Mayor challenges community to ‘boycott’ plastic bags during March
Stevens Point Mayor Mike Wiza announced a challenge to the community of Stevens Point and surrounding areas to opt out of using plastic bags while shopping during the month of March.
“Let’s give it a try for a month, maybe it’s not such a bad thing. And if people can get used to it, maybe we can reduce the amount of plastic bags that wind up in trees, floating in the river or getting stuck in a landfill,” said Wiza.
Each year, the average U.S. adult citizen uses about 500 plastic bags. Plastic bags are cheap to produce, sturdy, plentiful, easy to carry and store that they have captured at least 80 percent of the grocery and convenience store market since they were introduced a quarter century ago, according to the Arlington, Va.-based American Plastics Council.
Many bags are reused at least once as book and lunch bags as kids head off to school, as trash can liners and to pick up pet waste. While beneficial practices, the end result is the same.
Plastic bags sit balled up and stuffed into the one that hangs from the pantry door. They line bathroom trash bins, carry clothes to the gym, clutter landfills, get stuck in trees and float in the breeze. Plastic bags also clog roadside drains, pollute the Wisconsin River and pose hazards for wildlife.
Most empty bags can be recycled. Plastic carryout bags are made from either high density poly ethylene (HDPE) or low density poly ethylene (LDPE) with resin identification code No. 2 and 4 respectively. The resin identification code is the number inside the triangle. Most plastic carryout bags in grocery stores are made from HDPE plastic and department stores are made from LDPE.
Portage County, however, does not have a program to recycle these bags for several reasons. It is suggested that you take them to a store that has a recycling bin for these types of plastic bags.
The regulation of plastic bags has been causing so many issues there is legislation proposed this year to limit how a municipality can regulate usage.

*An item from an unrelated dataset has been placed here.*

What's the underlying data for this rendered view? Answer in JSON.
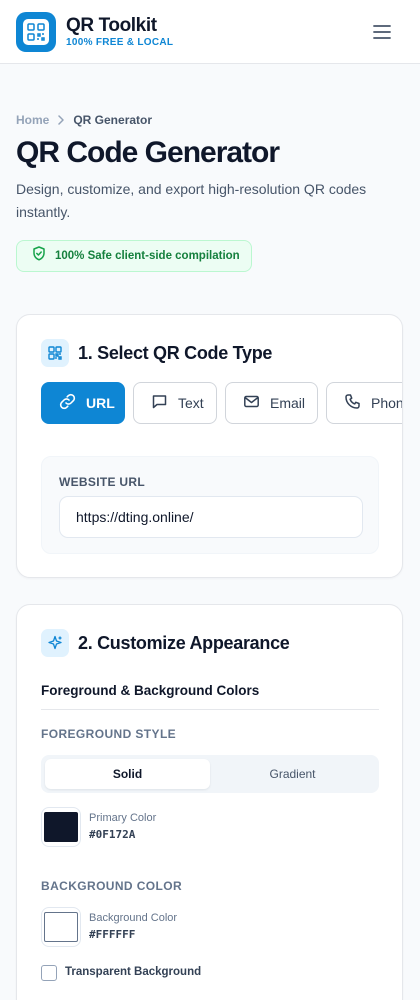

“There’s Assembly Bill 730 that’s coming through, potentially, right now that’s going to limit our ability to regulate any sort of containers,” Wiza said. “There’s a movement called ‘Ban the Bag.’ I know some municipalities in California have actually banned the use of plastic bags. That Assembly bill would prohibit Wisconsin municipalities from creating something like that.
Assembly Bill 730 wouldn’t just limit a city’s power to regulate plastic bags, but any container at all.”
Another reason Wiza brought the challenge forward is March is around the corner.
“You find a lot of garbage. As the snow’s melting this spring, you’re going to see all the things left behind and plowed under or snowed over. Soda cans, bottles and empty wrappers of this, that and the other things,” he said. “A lot of those things are going to be plastic bags. So, I thought this would be a good time to bring awareness to that because it costs the (taxpayers) money to clean this stuff up.
“If we can get people to be a little more conscious about what they’re using, what they’re throwing away and what they’re recycling, that’s going to save money in the long run,” he said.
“During the entire month of March, I’m going to challenge everyone to ‘Boycott the Bag.’ When you go shopping, bring your own or choose paper, but do not choose plastic carryout bags. I know it will require a little change in our lifestyles, but let’s give it a try,” said Wiza.
“Rather than enacting a ‘ban’ or proposing a ban at Common Council, let’s just see if we can get voluntary compliance,” he said. “I’m not a big fan of making rules to tell people what they should and shouldn’t do, but I am a big fan of encouraging people to do the right thing.”